Acupressure and ginger for morning sickness
Acupressure particularly on your wrists or forearm can help relieve symptoms of morning sickness according to the NHS. Recommended for mild morning sickness, your GP or midwife should be able to advise you further.
Eating food or drinks containing ginger can also help reduce feelings of nausea or vomiting. While there have not been any reported adverse effects caused by taking ginger during pregnancy according to NHS findings, check with your pharmacist or GP before trying ginger supplements, and make sure to only buy them from a reputable source (a pharmacy or supermarket) as ginger products are unlicensed in the UK.
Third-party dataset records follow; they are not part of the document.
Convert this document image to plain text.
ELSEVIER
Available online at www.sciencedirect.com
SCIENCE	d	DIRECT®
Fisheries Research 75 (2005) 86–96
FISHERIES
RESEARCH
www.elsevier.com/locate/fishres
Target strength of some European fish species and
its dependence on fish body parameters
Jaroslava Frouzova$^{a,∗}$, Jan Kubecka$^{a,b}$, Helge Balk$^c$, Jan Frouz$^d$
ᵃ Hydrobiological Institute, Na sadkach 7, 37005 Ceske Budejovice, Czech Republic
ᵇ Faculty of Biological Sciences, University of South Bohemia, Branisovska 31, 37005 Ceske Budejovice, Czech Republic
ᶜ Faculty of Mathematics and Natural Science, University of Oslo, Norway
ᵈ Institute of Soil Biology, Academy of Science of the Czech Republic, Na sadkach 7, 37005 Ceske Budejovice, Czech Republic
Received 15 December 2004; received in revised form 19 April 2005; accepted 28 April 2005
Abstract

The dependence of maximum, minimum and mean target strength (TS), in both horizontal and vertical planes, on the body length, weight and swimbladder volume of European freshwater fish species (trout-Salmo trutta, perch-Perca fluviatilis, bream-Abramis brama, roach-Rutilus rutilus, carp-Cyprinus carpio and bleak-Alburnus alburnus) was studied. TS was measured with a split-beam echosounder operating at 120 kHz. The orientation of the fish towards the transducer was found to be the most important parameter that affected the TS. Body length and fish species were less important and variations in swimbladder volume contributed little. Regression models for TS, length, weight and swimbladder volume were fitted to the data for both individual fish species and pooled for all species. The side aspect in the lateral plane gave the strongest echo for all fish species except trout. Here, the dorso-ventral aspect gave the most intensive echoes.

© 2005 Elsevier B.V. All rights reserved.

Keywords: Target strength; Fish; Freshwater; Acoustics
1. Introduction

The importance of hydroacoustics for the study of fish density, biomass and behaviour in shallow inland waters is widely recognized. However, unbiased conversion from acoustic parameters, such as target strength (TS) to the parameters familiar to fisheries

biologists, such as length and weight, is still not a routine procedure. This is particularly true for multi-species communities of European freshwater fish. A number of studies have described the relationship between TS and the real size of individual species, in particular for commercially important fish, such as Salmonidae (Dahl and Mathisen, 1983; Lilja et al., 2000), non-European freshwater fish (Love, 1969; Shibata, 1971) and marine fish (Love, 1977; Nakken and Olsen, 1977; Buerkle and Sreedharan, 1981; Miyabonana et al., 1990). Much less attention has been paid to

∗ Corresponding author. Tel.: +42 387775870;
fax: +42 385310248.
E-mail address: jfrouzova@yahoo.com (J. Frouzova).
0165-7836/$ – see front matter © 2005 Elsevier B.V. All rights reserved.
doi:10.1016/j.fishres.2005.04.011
Self-care for general symptoms and wellbeing
Practising healthy, sustainable self-care can be a huge help in managing pregnancy symptoms, particularly nausea, vomiting, anxiety, and stress.
Self-care can encompass many different things. In essence, it is taking care of yourself and consciously making the effort to do things you enjoy and benefit from, in order to improve your physical and mental wellbeing.
Eating small, regular amounts of cold food rather than hot meals can help avoid triggering smells that may make you feel nauseous, while helping you keep small amounts down rather than risking fewer large meals that may make you feel sick.
Many expectant mothers find yoga can help throughout the stages of their pregnancy. Specifically adapted poses can help both during and after pregnancy, providing a safe form of exercise that may help ward off aches and pains while building core strength. Some poses can also help reduce swelling, improve posture, and aid relaxation.
It is worth remembering: complementary therapies are not intended to replace other treatments offered by your doctor. Not all complementary or alternative therapies are safe during pregnancy, and some (particularly herbal remedies) can be harmful to your babies health.
Before starting a new complementary therapy, it can be advisable to check with your GP to make sure you are aware of any potential adverse effects. Complementary medicine should not replace regular antenatal check-ups throughout your pregnancy.